While we didn’t solve it then either, I claim we want to solve it anyway, 
because this is how we get to primitives as values.  Just as the ValueTypes 
attribute lists the types known as of compile time to be values, we can 
similarly reify, on a per-class basis, whether the class  is able to treat 
primitives as values.  When class A calls / overrides a method in B with the 
same encoding, everything is great; when A and B differ on the value-ness of 
primitives, an adaptation, similar to the scalarize/bufferize adaptation, is 
needed at the junction.  Over time, fewer classes will be out of date and the 
adapters will eventually be purged from the ecosystem.  
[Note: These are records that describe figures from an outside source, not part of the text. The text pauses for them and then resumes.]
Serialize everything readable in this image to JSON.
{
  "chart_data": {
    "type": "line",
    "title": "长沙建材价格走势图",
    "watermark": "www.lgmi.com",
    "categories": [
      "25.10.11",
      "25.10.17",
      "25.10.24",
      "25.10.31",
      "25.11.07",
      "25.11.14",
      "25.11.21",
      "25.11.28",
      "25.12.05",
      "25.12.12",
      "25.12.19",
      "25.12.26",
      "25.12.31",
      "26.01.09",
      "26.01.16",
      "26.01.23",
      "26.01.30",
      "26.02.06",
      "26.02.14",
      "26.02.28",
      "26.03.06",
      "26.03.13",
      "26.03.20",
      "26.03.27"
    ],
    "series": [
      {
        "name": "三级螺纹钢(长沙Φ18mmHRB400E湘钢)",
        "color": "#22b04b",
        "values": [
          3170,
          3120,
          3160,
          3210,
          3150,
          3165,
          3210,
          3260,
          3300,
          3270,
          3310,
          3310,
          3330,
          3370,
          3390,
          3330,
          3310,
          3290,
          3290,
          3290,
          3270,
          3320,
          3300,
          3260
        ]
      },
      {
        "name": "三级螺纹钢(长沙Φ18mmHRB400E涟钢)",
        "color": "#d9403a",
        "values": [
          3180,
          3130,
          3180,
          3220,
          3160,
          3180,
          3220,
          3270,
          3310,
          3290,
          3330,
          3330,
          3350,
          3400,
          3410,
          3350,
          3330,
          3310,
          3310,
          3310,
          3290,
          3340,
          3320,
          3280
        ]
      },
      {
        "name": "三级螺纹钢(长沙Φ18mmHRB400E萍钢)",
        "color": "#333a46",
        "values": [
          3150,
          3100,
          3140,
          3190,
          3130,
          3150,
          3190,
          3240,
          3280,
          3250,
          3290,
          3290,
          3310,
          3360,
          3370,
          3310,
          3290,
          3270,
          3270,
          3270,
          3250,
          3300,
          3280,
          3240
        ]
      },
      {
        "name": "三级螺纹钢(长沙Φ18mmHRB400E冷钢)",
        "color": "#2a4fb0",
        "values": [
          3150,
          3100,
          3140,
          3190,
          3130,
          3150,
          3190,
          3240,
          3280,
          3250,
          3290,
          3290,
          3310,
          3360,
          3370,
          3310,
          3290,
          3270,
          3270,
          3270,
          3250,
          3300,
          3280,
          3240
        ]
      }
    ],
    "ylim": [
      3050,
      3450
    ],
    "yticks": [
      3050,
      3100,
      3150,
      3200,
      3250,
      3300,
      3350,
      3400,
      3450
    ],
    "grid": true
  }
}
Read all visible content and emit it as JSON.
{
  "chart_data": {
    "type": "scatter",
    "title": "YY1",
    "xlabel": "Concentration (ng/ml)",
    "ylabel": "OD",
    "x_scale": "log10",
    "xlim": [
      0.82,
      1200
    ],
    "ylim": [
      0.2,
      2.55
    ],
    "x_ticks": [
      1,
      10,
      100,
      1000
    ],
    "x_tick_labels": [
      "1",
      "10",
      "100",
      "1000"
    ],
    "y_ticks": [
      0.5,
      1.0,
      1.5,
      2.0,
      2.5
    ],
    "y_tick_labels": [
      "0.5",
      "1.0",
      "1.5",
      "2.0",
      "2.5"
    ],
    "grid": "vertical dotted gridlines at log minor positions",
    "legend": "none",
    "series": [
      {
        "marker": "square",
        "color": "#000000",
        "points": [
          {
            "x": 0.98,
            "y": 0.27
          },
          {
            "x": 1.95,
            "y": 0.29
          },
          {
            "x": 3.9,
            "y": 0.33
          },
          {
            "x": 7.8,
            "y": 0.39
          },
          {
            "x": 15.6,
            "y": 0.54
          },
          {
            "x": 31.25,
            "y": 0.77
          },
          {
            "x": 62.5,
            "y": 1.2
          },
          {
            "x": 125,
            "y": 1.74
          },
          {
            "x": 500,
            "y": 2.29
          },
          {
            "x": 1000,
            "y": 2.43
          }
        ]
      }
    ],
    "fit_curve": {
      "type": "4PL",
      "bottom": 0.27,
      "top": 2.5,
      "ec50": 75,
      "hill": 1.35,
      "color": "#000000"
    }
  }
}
> On May 10, 2018, at 11:52 AM, Brian Goetz <brian.go...@oracle.com> wrote:
> 
> I’ll add that this reminds me very much of loader constraints.  When class C 
> calls method D.m(P)R, we first textually match the call with m(P)R in D via 
> descriptor match, and then we additionally make sure that C and D agree on 
> any loader constraints, throwing an error if they do not.  In L-world, 
> whether C and D think V is a value or object class is another kind of 
> constraint.  At linkage time, if these constraints agree, they can use an 
> optimized protocol; if they disagree, rather than failing, the VM can 
> introduce hidden adaptation to iron out the disagreement.  This is a big win 
> over the use of bridges in Q-world, since the adaptors are only generated at 
> runtime when they are strictly needed, and as the ecosystem gets recompiled 
> over time to a more uniform view of V’s value-ness, will steadily go away.  
> We saw shades of this in Albert’s first prototype of heisenboxes, where the 
> JIT compiled multiple versions of each method (if needed) according to 
> different views of value-ness, and then fit them together, lego-style.